Deixar o Real Madrid, trocá-lo pelo Brasil, por um convite do Vitória... É uma história e tanto! Como se explica esta continuidade, que apelos imperaram?
-Naquela época, em 1997, tive esse convite quando as informações do futebol brasileiro, das competições, eram quase nulas. O conhecimento cingia-se ao tetracampeão mundial, ao melhor futebol do mundo, a ser o país de Pelé e de Zico, este um grande ídolo. A decisão de vir foi mesmo a ideia do desafio. Como sabia que todo o brasileiro que despontava ia para a Europa, imaginei “vou eu para lá”. Se conseguir jogar bem, vou regressar. Na altura, saí porque não estava satisfeito com o estatuto no Real Madrid. Surgiu o Vitória da Bahia interessado, foram ágeis e rápidos. Decidi aceitar porque estava lá o Bebeto, isso pesou bastante. Ter continuado foi ditado pelas circunstâncias. Primeiro, de ter sido bem recebido, depois, pelo sucesso em ano e meio. Acabei por voltar à Europa como aspirava para jogar no Veneza. Mas surgiu a oportunidade de vir para o Flamengo. Tinha passado dificuldades em Salvador, mas fiquei com o jeito brasileiro, a humildade, o carinho e amor. Consegui conquistar bastantes amigos e respeito. Ao voltar para o Flamengo, depois dessa adaptação, já foi com intenções de me afirmar no país do futebol e do carnaval.
Que resumo desta aventura de tantos anos até se falar de um sérvio amado por adeptos de tantos clubes e rivais?
-A minha carreira foi fantástica e maravilhosa. Muito grato pelo que me deram os adeptos, sem eles a animar, a dar aquele gás, nada é igual. Já levo décadas no país e uma dezena de anos aposentado. Ficou a fama, uma imagem muito boa.
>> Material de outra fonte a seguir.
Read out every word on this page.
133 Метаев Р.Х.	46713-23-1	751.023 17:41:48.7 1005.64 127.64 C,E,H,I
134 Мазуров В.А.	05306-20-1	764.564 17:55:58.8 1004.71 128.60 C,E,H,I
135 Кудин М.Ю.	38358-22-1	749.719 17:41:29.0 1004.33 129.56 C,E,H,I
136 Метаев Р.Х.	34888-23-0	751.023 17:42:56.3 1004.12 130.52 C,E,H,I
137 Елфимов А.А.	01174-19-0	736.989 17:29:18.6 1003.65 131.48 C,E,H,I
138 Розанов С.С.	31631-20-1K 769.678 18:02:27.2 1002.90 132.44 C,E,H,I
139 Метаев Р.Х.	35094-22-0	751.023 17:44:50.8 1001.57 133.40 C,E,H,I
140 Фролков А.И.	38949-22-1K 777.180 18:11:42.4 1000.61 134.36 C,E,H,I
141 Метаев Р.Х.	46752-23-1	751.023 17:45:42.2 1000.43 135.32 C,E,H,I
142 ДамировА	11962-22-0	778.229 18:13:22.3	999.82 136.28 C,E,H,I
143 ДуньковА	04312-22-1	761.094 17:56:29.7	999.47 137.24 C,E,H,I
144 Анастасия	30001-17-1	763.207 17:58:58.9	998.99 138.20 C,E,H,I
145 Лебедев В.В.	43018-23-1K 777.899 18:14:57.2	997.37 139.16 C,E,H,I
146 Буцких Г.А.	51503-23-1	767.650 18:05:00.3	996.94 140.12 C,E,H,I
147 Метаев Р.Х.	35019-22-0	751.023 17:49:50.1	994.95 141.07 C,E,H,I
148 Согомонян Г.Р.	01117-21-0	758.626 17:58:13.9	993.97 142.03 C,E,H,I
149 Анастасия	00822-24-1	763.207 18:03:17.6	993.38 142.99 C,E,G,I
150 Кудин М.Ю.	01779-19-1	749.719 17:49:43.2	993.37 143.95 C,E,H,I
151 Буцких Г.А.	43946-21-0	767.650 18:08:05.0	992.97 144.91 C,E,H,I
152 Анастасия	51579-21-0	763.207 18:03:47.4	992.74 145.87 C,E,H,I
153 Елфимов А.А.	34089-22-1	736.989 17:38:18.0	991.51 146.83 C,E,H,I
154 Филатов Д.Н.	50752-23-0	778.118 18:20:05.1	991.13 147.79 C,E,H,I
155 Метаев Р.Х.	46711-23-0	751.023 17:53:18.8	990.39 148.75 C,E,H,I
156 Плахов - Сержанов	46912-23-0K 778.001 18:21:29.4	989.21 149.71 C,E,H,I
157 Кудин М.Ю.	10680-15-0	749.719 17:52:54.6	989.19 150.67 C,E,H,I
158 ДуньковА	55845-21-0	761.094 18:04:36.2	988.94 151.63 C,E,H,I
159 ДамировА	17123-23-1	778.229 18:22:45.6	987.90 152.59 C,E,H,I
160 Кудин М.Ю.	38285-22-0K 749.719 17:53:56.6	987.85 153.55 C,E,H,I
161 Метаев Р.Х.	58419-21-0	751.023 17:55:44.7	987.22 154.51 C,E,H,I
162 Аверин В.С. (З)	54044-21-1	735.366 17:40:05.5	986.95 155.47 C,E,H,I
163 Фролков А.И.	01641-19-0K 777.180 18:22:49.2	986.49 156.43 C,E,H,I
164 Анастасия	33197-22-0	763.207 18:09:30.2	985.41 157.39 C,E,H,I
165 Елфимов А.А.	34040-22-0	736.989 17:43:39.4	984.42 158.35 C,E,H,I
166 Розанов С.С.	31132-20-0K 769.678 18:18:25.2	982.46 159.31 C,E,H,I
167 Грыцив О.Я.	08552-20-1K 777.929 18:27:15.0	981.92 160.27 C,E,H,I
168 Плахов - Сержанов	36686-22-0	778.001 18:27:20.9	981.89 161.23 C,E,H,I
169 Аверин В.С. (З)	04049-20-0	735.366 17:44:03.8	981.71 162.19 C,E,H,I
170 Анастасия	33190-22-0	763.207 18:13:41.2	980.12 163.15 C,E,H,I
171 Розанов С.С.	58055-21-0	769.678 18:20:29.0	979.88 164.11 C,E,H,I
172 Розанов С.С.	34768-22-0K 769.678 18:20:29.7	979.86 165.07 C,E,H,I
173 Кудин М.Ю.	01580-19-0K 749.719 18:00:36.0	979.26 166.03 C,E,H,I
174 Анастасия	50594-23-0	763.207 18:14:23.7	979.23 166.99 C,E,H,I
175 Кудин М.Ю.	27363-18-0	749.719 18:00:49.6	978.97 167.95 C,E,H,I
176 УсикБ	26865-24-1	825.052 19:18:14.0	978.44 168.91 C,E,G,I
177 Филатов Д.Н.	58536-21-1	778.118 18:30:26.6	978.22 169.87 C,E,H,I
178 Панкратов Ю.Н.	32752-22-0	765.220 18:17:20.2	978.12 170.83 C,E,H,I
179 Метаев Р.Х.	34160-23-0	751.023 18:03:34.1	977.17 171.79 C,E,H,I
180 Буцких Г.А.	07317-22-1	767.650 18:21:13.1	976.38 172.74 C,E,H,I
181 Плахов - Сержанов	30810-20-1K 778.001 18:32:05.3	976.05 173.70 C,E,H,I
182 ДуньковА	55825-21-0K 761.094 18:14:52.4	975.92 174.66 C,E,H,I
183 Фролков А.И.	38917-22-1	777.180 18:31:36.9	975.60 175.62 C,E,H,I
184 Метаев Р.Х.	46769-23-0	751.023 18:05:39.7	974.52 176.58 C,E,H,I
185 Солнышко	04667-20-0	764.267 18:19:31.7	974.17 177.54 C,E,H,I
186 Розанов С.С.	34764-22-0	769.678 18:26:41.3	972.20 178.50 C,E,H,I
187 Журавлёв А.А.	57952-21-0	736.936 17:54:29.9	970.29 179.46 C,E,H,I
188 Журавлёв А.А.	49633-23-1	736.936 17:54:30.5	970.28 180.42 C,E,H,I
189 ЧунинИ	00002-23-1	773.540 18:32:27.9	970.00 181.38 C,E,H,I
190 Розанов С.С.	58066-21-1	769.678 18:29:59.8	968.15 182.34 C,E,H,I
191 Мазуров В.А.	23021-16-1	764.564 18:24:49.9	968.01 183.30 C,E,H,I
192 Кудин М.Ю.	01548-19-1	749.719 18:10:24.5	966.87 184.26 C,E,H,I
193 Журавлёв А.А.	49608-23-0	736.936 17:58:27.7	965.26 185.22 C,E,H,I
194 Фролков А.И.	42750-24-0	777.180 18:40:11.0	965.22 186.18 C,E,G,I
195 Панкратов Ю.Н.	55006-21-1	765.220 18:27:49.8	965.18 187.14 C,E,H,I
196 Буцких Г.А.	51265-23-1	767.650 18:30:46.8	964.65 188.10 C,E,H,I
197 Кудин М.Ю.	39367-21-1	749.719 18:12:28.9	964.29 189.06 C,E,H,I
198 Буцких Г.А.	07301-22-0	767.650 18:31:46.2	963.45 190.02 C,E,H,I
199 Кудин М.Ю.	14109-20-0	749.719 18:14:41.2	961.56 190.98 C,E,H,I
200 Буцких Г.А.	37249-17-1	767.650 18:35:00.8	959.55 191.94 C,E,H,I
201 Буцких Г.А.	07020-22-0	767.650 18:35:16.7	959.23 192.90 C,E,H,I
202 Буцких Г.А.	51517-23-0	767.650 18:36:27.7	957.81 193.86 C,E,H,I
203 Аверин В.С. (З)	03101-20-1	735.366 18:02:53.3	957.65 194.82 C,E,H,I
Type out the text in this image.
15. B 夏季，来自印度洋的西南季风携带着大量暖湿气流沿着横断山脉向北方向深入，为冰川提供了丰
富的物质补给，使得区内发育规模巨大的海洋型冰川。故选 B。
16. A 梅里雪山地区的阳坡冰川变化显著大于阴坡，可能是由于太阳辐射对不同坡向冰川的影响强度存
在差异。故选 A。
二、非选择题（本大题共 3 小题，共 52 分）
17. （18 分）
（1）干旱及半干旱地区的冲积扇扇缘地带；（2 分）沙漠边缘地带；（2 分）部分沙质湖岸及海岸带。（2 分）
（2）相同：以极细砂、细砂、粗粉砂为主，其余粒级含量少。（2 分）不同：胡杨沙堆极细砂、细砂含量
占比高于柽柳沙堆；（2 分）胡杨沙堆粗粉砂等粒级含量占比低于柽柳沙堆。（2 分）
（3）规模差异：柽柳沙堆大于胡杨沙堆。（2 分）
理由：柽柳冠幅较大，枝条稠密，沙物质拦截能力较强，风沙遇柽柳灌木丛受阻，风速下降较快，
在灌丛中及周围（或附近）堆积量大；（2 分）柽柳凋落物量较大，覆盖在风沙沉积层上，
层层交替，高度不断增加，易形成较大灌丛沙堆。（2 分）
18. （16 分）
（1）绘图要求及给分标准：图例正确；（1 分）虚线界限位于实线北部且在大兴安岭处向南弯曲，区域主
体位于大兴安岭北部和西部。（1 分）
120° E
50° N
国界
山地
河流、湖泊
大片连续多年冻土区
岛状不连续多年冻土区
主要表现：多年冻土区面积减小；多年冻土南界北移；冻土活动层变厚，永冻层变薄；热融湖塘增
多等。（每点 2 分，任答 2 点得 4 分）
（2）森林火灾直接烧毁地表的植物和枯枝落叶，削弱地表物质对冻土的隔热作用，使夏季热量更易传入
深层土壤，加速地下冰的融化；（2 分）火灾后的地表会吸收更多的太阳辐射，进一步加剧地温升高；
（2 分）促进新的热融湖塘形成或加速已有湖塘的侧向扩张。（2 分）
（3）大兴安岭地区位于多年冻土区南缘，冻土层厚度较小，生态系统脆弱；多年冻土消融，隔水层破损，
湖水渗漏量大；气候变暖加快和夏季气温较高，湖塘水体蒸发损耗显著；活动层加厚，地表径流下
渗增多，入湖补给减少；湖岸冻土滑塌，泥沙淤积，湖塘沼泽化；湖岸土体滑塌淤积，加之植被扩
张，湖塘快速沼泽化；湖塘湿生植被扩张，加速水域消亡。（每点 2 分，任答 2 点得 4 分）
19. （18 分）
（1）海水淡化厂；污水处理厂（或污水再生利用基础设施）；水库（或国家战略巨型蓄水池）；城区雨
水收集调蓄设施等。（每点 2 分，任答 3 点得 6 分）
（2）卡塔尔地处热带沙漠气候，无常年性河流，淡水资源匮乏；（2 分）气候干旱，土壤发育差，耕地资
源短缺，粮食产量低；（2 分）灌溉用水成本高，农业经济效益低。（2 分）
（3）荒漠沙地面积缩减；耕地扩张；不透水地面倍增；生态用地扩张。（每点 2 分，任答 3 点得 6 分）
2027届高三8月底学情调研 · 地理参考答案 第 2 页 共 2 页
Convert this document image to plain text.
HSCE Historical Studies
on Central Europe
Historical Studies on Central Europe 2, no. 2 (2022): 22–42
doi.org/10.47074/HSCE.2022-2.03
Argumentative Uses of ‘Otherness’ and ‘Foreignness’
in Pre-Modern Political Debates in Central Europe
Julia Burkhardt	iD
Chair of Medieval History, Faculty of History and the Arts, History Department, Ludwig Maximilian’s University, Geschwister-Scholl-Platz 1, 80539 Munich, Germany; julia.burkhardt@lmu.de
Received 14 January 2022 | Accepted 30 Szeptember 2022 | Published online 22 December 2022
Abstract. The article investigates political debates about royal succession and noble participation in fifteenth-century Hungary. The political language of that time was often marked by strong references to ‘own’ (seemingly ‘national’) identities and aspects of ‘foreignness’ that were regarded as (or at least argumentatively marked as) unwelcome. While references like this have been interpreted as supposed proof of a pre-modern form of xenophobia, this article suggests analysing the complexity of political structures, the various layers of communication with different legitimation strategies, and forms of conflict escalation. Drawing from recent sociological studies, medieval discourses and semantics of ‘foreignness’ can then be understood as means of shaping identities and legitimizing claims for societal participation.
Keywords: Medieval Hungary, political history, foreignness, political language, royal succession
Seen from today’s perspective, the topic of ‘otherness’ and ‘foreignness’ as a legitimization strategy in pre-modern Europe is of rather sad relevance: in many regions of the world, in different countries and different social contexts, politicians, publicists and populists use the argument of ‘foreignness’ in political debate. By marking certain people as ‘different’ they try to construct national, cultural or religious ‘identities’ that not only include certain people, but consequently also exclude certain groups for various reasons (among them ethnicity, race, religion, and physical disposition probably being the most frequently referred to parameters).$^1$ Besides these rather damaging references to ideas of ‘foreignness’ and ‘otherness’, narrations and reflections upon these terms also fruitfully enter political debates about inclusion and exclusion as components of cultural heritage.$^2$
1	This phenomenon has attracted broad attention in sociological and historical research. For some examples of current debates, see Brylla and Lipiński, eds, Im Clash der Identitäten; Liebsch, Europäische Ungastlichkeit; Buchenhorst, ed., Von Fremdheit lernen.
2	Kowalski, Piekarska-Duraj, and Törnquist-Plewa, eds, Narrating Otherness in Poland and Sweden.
Só posso estar satisfeito com o que consegui, porque também tive de me reinventar, de brigar e discutir. Deparei-me com dificuldades de aceitação de novas metodologias, se tinha feito as coisas de outra forma durante anos, questionava muita coisa. Dizia que iria demorar a entender tudo, se queriam esperar por isso. Lá, consegui convencer as pessoas que precisava de um trabalho mais específico, obtive essa compreensão e pude jogar bem. O resto é história, fiquei como um dos melhores “gringos” de todos os tempos no Brasil. Ser o “gringo” mais querido deixa a pele arrepiada.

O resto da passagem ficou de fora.